My people bury their dead, under the earth or more often at sea so Zeboim can better embrace them. The Dark Knights in the mining camp put our brothers in polished armor and placed their swords atop their chests, fingers folded across the pommels. The dead are then ready to properly enter the world beyond.
My people believe there is a place where spirits dwell beyond this harsh, blood-soaked land, a place where they may meet the gods. But I discovered the goblins and hobgoblins of Neraka share no such belief. They claim to revere no gods, saying that Chislev and Zeboim and Reorx and the others did nothing to help the goblins and instead turned blind eyes to the injuries the goblins suffered in slavery.
They claim to need no higher beings. And they say they have no desire to mingle with them after death.
“The gods ignored goblins; let goblins ignore the gods,” the saying goes.
And yet they believe that their spirits persist when their bodies die. They believe their spirits return to the earth.
That is the reason behind the burning, I’ve learned. If a goblin corpse is burned and the bones separated, there is nothing the spirit can return to. The spirit must find another host-this being a child coming new into the world. A goblin or hobgoblin child to be specific, as they believe the spirits must return to a familiar form.

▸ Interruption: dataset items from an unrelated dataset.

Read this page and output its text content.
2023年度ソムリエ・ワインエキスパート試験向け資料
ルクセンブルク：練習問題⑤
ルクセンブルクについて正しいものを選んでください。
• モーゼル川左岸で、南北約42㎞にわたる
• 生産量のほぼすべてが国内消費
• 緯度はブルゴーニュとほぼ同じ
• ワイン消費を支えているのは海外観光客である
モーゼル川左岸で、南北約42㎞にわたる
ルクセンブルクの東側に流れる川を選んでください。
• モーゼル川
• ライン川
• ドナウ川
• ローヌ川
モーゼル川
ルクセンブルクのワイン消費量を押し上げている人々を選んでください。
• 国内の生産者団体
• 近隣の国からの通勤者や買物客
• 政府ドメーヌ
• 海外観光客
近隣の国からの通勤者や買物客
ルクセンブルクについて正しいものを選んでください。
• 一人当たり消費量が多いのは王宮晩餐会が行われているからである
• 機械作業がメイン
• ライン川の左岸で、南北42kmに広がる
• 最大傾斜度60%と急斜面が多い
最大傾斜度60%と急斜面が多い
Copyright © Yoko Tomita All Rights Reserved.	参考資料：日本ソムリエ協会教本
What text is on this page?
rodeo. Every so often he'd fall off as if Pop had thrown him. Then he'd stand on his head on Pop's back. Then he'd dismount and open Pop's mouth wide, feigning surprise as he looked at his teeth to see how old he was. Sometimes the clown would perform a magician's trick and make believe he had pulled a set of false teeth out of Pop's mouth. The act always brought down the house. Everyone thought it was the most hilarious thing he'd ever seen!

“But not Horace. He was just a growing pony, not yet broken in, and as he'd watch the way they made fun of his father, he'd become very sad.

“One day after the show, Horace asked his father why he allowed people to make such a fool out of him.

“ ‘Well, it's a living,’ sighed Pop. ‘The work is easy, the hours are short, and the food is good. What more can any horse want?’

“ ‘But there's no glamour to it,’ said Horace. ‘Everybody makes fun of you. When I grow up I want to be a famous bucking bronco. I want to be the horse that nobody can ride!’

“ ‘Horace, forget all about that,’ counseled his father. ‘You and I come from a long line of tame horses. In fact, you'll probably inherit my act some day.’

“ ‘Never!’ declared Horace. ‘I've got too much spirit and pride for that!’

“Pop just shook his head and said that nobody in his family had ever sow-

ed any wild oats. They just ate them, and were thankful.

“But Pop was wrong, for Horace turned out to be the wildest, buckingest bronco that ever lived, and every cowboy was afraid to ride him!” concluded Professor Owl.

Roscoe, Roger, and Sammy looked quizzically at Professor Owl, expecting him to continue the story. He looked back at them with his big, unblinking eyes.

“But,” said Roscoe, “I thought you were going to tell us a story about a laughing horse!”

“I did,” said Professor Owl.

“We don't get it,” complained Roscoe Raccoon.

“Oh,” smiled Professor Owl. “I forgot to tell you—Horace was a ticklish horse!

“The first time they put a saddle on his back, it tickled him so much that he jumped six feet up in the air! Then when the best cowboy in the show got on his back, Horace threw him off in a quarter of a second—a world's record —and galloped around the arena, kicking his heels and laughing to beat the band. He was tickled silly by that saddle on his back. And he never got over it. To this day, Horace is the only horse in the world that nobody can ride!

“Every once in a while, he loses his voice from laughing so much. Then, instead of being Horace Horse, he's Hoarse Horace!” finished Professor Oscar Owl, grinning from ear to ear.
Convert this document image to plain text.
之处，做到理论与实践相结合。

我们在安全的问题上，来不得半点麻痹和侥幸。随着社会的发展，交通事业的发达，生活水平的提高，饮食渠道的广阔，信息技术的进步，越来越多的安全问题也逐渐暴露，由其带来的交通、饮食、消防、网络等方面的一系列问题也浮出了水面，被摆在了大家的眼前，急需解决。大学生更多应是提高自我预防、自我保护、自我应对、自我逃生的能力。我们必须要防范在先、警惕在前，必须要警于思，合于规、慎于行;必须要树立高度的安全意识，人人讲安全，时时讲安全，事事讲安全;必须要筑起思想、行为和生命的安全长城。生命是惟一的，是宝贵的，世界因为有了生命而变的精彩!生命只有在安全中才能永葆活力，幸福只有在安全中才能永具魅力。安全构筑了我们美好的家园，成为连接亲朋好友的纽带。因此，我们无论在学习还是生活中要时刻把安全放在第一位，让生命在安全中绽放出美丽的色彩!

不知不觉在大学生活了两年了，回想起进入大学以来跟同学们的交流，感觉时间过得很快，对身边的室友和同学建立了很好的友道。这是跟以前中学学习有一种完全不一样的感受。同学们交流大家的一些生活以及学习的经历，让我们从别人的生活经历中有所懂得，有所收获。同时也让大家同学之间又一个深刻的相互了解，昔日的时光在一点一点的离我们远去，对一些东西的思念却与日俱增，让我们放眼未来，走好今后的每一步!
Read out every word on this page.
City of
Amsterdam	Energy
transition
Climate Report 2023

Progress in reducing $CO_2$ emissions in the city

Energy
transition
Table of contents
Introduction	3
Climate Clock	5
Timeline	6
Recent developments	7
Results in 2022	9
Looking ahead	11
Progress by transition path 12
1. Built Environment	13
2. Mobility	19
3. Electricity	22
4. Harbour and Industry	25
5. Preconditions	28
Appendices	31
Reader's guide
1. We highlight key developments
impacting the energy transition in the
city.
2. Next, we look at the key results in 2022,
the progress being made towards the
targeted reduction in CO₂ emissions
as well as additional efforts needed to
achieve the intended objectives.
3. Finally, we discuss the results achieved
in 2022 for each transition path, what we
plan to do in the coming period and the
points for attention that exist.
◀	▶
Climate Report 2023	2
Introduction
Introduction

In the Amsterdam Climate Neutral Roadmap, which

How they’ve come by this belief is a mystery. The goblins I’ve talked to have no explanation for it beyond saying it was passed down from fathers and grandfathers and the ancestors before that. There is no swaying them in this belief.
And against everything I have learned in my religious teaching, their arguments have some merit.
“How is it that goblins know instinctively which roots are tasty and not harmful?” Bent-Ear said to me. “Why do goblins know what mushrooms to eat without older goblins telling them? Why do goblins sleep with their backs to the rising sun?”
“How can hobgoblins tell if water is good or bad just by looking?” Direfang said. “It is because the old soul that lived in another body learned to tell the taint. The old soul in the new body remembers the look of the water.”
“How can goblins see through the earth? Call through the ground to kin?” the goblin shaman Mudwort argued. “No mentor taught such skills. Such goblins do not need schools and books and the trappings of Dark Knight wizards to hone their magic. Goblins need only to remember what the old soul inside them learned. The spirit does not forget, no matter the body the spirit has chosen to dwell inside. Instinct? There is no such thing, Horace of Zeboim, the Worthless God. It is the spirit’s past life coming to the fore. Goblin spirits return.”
I tried to give up on arguing and keep listening. I am a priest of Zeboim and do not want to be swayed away from my cherished god. But I could not yield my curiosity.
And if the bodies are not burned? I asked.